15) Flyweight (112 pounds): Miguel Canto (1975-79), 14 consecutive title defenses of his WBC crown. But if numbers mean anything, Jimmy Wilde (1916-23) may take the flyweight cake. His record of 131-3-2, 13 no-contests and 99 knockouts is amazing. He was unbeaten in over 100 fights before losing to Tancy Lee in 1915. But numbers will also show he had only one title defense. Other greats include Benny Lynch, Pascual Perez, Santos Laciar, Sot Chitalada, Yuri Arbachakov and “Too Sharp” Johnson. Another interesting champion was Pichit Sithbangprachan, who, along with Rocky Marciano, was the only boxer to retire with no losses, no ties and zero no-contests. Sithbangprachan’s record was only 20-0 (16), when he retired in 1994. He had one comeback bout in 1996 and had three more in 2000. Unless he comes back again and loses, he can-numerically speaking only-take his 24-0 (18) record into the history books with Marciano.

16) Junior Flyweight (108 pounds): Myung Woo Yuh (1985-91), 17 consecutive defenses of WBA crown. Yuh retired with a record of 38-1 (14). He avenged his only defeat to Hiroki Ioka, who ended his title reign, then beat Ioka again in the rubber match for his 18th title defense. Yuh had a total of 19 title defenses. It would be entertaining to watch Yuh box “The Korean Hawk” — Jung-Koo Chang (1985-91), 16 defenses of his WBC title, Luis Estaba (1975-78), 11 defenses of WBC strap, and Yoko Gushiken (1976-81), 13 defenses of WBA title.

Gushiken retired with a record of 23-1 (15) after his defeat to Pedro Flores.

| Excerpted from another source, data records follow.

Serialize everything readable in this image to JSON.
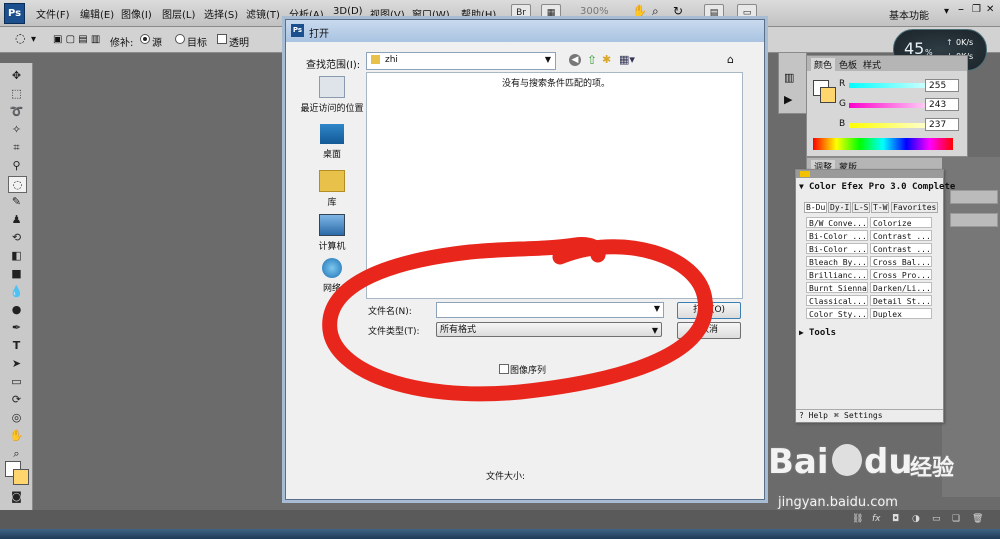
{
  "app": {
    "logo": "Ps"
  },
  "menu": [
    "文件(F)",
    "编辑(E)",
    "图像(I)",
    "图层(L)",
    "选择(S)",
    "滤镜(T)",
    "分析(A)",
    "3D(D)",
    "视图(V)",
    "窗口(W)",
    "帮助(H)"
  ],
  "toolbar": {
    "br": "Br",
    "zoom": "300%",
    "workspace": "基本功能"
  },
  "options": {
    "repair": "修补:",
    "source": "源",
    "target": "目标",
    "transparent": "透明"
  },
  "speed": {
    "percent": "45",
    "unit": "%",
    "up": "0K/s",
    "down": "0K/s"
  },
  "dialog": {
    "title": "打开",
    "look_in_label": "查找范围(I):",
    "look_in_value": "zhi",
    "empty_message": "没有与搜索条件匹配的项。",
    "places": [
      "最近访问的位置",
      "桌面",
      "库",
      "计算机",
      "网络"
    ],
    "filename_label": "文件名(N):",
    "filetype_label": "文件类型(T):",
    "filetype_value": "所有格式",
    "open_button": "打开(O)",
    "cancel_button": "取消",
    "image_sequence": "图像序列",
    "file_size_label": "文件大小:"
  },
  "color_panel": {
    "tabs": [
      "颜色",
      "色板",
      "样式"
    ],
    "r_label": "R",
    "r_value": "255",
    "g_label": "G",
    "g_value": "243",
    "b_label": "B",
    "b_value": "237",
    "swatch": "#fff3ed"
  },
  "adjust_panel": {
    "tabs": [
      "调整",
      "蒙版"
    ]
  },
  "color_efex": {
    "title": "Color Efex Pro 3.0 Complete",
    "tabs": [
      "B-Du",
      "Dy-I",
      "L-S",
      "T-W",
      "Favorites"
    ],
    "filters": [
      "B/W Conve...",
      "Colorize",
      "Bi-Color ...",
      "Contrast ...",
      "Bi-Color ...",
      "Contrast ...",
      "Bleach By...",
      "Cross Bal...",
      "Brillianc...",
      "Cross Pro...",
      "Burnt Sienna",
      "Darken/Li...",
      "Classical...",
      "Detail St...",
      "Color Sty...",
      "Duplex"
    ],
    "tools": "Tools",
    "help": "? Help",
    "settings": "Settings"
  },
  "watermark": {
    "brand": "Bai",
    "brand2": "du",
    "tagline": "经验",
    "url": "jingyan.baidu.com"
  },
  "colors": {
    "annotation": "#e8261c",
    "dialog_border": "#5a6f8a"
  }
}
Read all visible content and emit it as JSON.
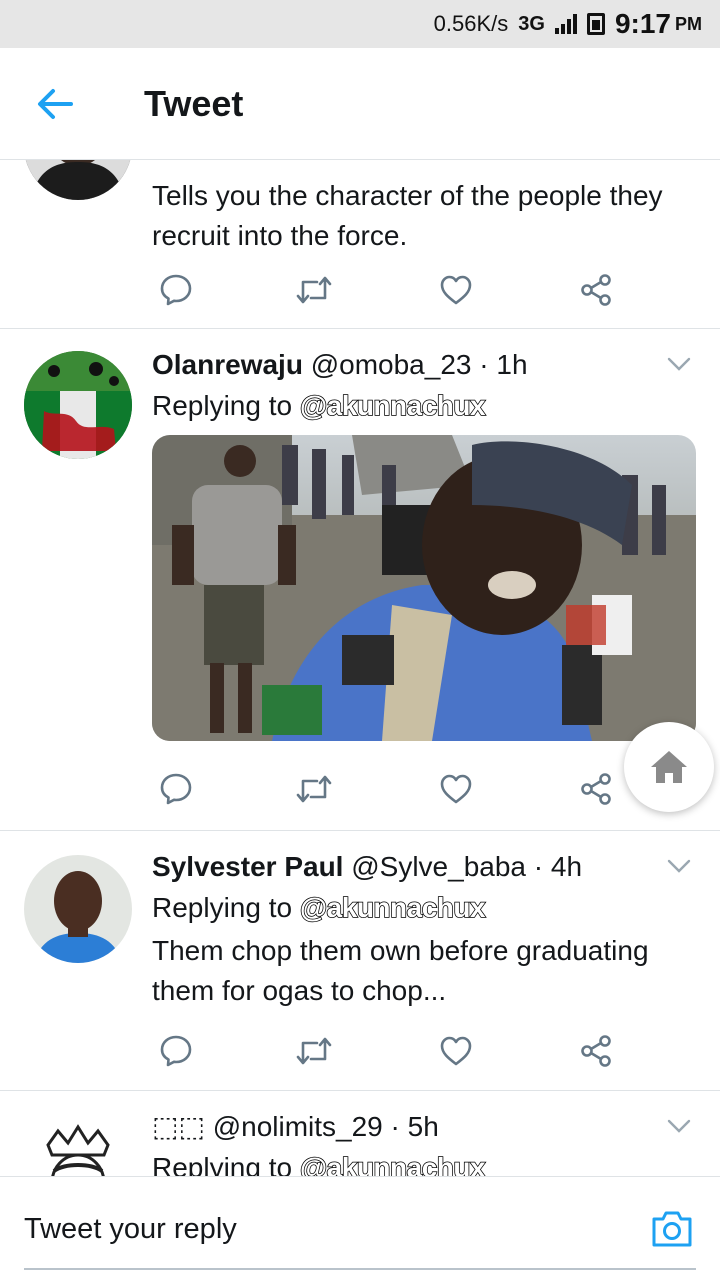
{
  "status_bar": {
    "net_speed": "0.56K/s",
    "network_type": "3G",
    "network_type_small": "3G",
    "time": "9:17",
    "ampm": "PM"
  },
  "app_bar": {
    "title": "Tweet",
    "back_icon": "arrow-left-icon"
  },
  "colors": {
    "accent": "#1da1f2",
    "text": "#14171a",
    "icon_gray": "#657786",
    "divider": "#dfe3e6"
  },
  "tweets": [
    {
      "text": "Tells you the character of the people they recruit into the force."
    },
    {
      "name": "Olanrewaju",
      "handle": "@omoba_23",
      "separator": "·",
      "time": "1h",
      "replying_prefix": "Replying to",
      "replying_to": "@akunnachux",
      "has_media": true
    },
    {
      "name": "Sylvester Paul",
      "handle": "@Sylve_baba",
      "separator": "·",
      "time": "4h",
      "replying_prefix": "Replying to",
      "replying_to": "@akunnachux",
      "text": "Them chop them own before graduating them for ogas to chop..."
    },
    {
      "name": "⬚⬚",
      "handle": "@nolimits_29",
      "separator": "·",
      "time": "5h",
      "replying_prefix": "Replying to",
      "replying_to": "@akunnachux"
    }
  ],
  "action_icons": [
    "reply-icon",
    "retweet-icon",
    "like-icon",
    "share-icon"
  ],
  "composer": {
    "placeholder": "Tweet your reply",
    "camera_icon": "camera-icon"
  },
  "fab": {
    "icon": "home-icon"
  }
}
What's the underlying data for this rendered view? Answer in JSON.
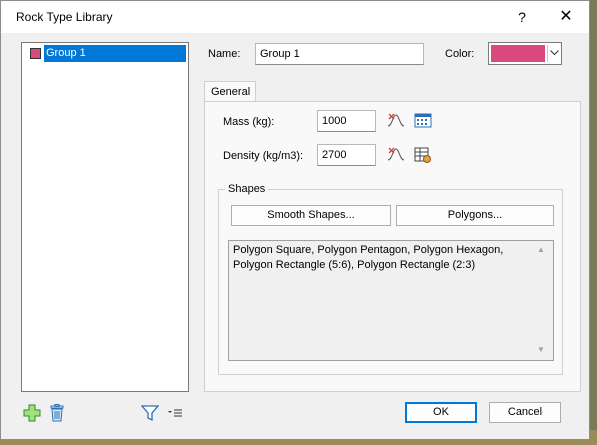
{
  "window": {
    "title": "Rock Type Library",
    "help": "?",
    "close": "✕"
  },
  "tree": {
    "items": [
      {
        "label": "Group 1",
        "color": "#d94a7c"
      }
    ]
  },
  "form": {
    "name_label": "Name:",
    "name_value": "Group 1",
    "color_label": "Color:",
    "color_value": "#d94a7c"
  },
  "tabs": [
    {
      "label": "General"
    }
  ],
  "general": {
    "mass_label": "Mass (kg):",
    "mass_value": "1000",
    "density_label": "Density (kg/m3):",
    "density_value": "2700"
  },
  "shapes": {
    "group_label": "Shapes",
    "smooth_button": "Smooth Shapes...",
    "polygons_button": "Polygons...",
    "list_text": "Polygon Square, Polygon Pentagon, Polygon Hexagon, Polygon Rectangle (5:6), Polygon Rectangle (2:3)"
  },
  "buttons": {
    "ok": "OK",
    "cancel": "Cancel"
  },
  "icons": [
    "add-icon",
    "delete-icon",
    "filter-icon",
    "list-menu-icon",
    "curve-icon",
    "calculator-icon",
    "table-edit-icon"
  ]
}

Other notables include Saman Sorjaturang, Humberto “Chiquita” Gonzalez and Michael Carbajal. Ricardo Lopez and Rosendo Alvarez, both former strawweight champs, round out the list.

17) Strawweight (105 pounds): Ricardo Lopez (1990-98), 21 consecutive defenses of WBC crown. His only real challenge came in his first fight against Rosendo Alvarez, a 1998 WBC-WBA unification bout, which ended in a technical draw in round seven. Lopez subsequently won the rematch, but gave up his WBC title and took the WBA strap. Lopez is the current IBF 108-pound king, and has a record of 50-0-1 (37). His numbers are perhaps the only definitive correlation between number of consecutive title defenses, overall record, dominance of a weight class, and true greatness.